Por otra parte, la inversión pública en educación es insuficiente, y no alcanza más que para cubrir el salario de los profesores. Esta baja inversión hace que los servicios de educación preescolar no lleguen a una gran parte de la población. Este hecho deja a un elevadísimo número de niños sin escolarizar hasta los 7 años, muchos de los cuales pasan el día con sus madres en puestos del mercado, expuestos a graves situaciones de riesgo.
Otro aspecto que caracteriza el contexto salvadoreño es el enorme flujo de emigrantes que salen del país con destino a EEUU, y que están manteniendo la economía a través del dinero que mandan a sus familias. Las remesas que el salvador recibe de sus emigrantes suponen un 18% del PIB. Si se interrumpieran estos envíos, unas 360.000 familias quedarían en una situación de extrema pobreza.
Un fenómeno que está afectando a El Salvador, y en particular a los barrios en donde se implementan los proyectos, es la problemática de las pandillas juveniles o “maras”, que han sembrado el terror y la desconfianza entre la población.
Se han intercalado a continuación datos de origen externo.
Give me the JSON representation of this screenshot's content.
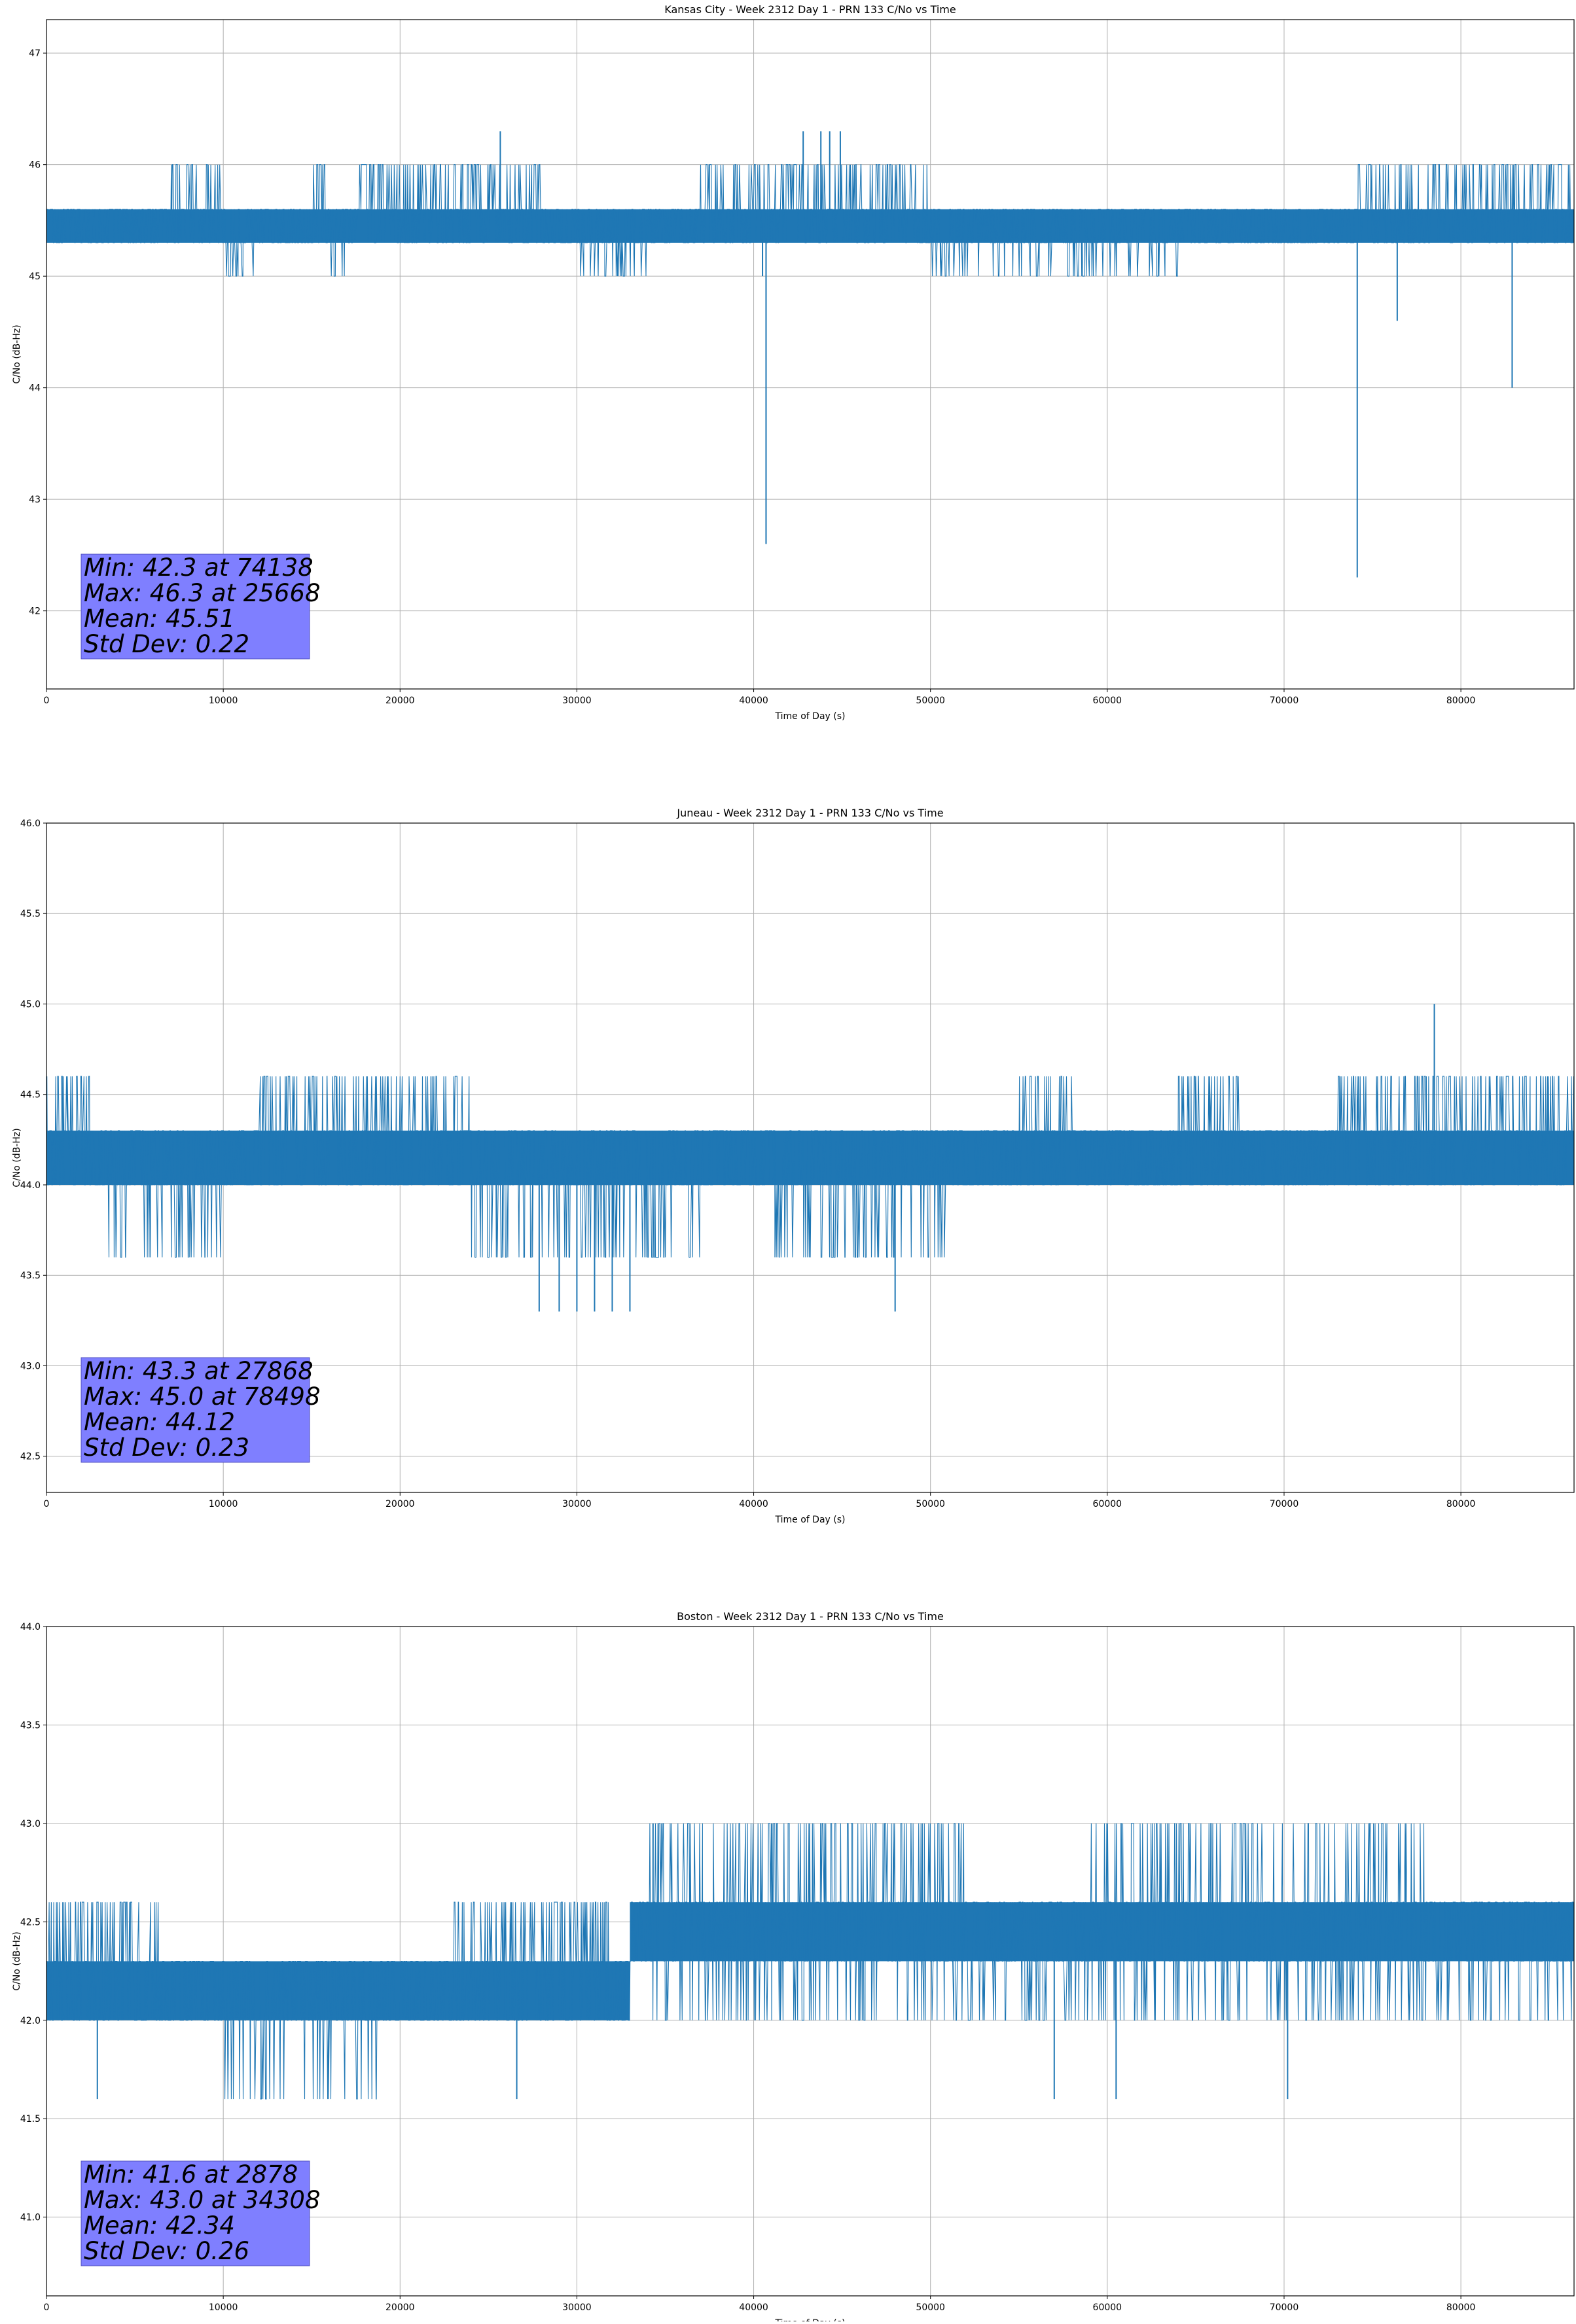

Hablamos de adolescentes sin perspectivas de futuro, sin referentes marcados, que viven en situación de pobreza, con hogares desestructurados y violencia intrafamiliar, sin estudios ni trabajo y excluidos de la sociedad. Los integrantes de las “maras” inician su proceso hacia los 12 años, una edad de plena búsqueda de la identidad personal.
Todas las carencias de servicios básicos de salud, alimentación y educación afectan directamente a la niñez y la juventud salvadoreña y favorecen la existencia y agudización de fenómenos tales como la niñez en la calle, maltratos físicos contra niños y jóvenes, altas tasas de mortalidad, desnutrición, explotación laboral, analfabetismo, deserción escolar y delincuencia juvenil.